8. The integral bridge node connection system based on equivalent stiffness matching of steel-concrete composite beams according to claim 7, characterized in that, A method for generating local active reverse strain includes the following steps: By utilizing the inverse piezoelectric effect, the driving voltage signal is converted into mechanical deformation; The phase of the local active reverse strain is controlled by the phase parameters in the driving parameter set, so that it cancels out the detected stress wave; By changing the local tangential stiffness of the region, the stress accumulated in the region is dispersed to the surrounding areas.

9. The integral bridge node connection system based on equivalent stiffness matching of steel-concrete composite beams according to claim 1, characterized in that, The closed-loop verification module is used to perform the following steps: In the next time step after applying local active reverse strain, the data acquisition module is repeatedly executed to the risk identification module to recalculate the rate of change of manifold curvature entropy in the target region. The rate of change of manifold curvature entropy was confirmed to have dropped below the singularity peak threshold to verify the effectiveness of stress dissipation; After the target micro-motion unit completes the driving action, if no new command arrives, it will automatically control its internal circuit switch to switch from the active driving path back to the energy harvesting path. The microcontroller of the target micro-motion unit enters a low-power sleep mode, and its local microcapacitor resumes energy collection to store energy for the next potential intervention action, thus completing the entire closed-loop control process.

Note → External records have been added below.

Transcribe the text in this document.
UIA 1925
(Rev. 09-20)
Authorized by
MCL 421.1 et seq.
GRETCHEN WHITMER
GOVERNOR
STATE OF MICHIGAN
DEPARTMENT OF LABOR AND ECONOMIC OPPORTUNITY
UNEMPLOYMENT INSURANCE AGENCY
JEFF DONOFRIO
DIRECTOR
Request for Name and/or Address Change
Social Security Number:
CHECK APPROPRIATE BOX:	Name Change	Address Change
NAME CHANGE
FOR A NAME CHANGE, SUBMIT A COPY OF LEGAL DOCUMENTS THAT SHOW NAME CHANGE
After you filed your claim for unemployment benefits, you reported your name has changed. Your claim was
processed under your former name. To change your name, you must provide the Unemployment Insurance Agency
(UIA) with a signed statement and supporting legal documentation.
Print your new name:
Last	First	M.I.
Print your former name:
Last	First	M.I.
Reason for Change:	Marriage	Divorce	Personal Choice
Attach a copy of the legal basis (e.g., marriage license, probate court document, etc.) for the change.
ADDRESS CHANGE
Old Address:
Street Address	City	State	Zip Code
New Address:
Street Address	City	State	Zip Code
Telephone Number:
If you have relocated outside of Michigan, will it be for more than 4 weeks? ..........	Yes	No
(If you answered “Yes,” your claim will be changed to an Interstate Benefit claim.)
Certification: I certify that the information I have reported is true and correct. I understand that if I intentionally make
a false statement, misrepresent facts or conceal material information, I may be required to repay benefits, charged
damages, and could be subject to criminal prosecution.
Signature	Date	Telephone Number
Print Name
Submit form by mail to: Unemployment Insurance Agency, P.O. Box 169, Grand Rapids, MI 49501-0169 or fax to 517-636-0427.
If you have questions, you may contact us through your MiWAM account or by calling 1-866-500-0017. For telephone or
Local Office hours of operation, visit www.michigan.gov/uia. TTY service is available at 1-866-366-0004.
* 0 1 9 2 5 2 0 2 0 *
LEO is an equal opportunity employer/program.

10. The integral bridge node connection system based on equivalent stiffness matching of steel-concrete composite beams according to claim 9, characterized in that, Confirm that the rate of change of manifold curvature entropy has dropped to the singularity peak threshold, including the following steps: In the next sampling time step after intervention, the monitoring and analysis cycle is automatically restarted by utilizing the embedded edge computing core and the heterogeneous distributed sensor array in collaboration. For the target area corresponding to the precursor stress concentration zone, the rate of change of manifold curvature entropy is recalculated based on the latest time window data; If the recalculated rate of change of manifold curvature entropy is less than the singularity peak threshold, then the stress relief effect generated by the stress intervention module is deemed effective, and the precursors to abnormal geometric mutations have disappeared.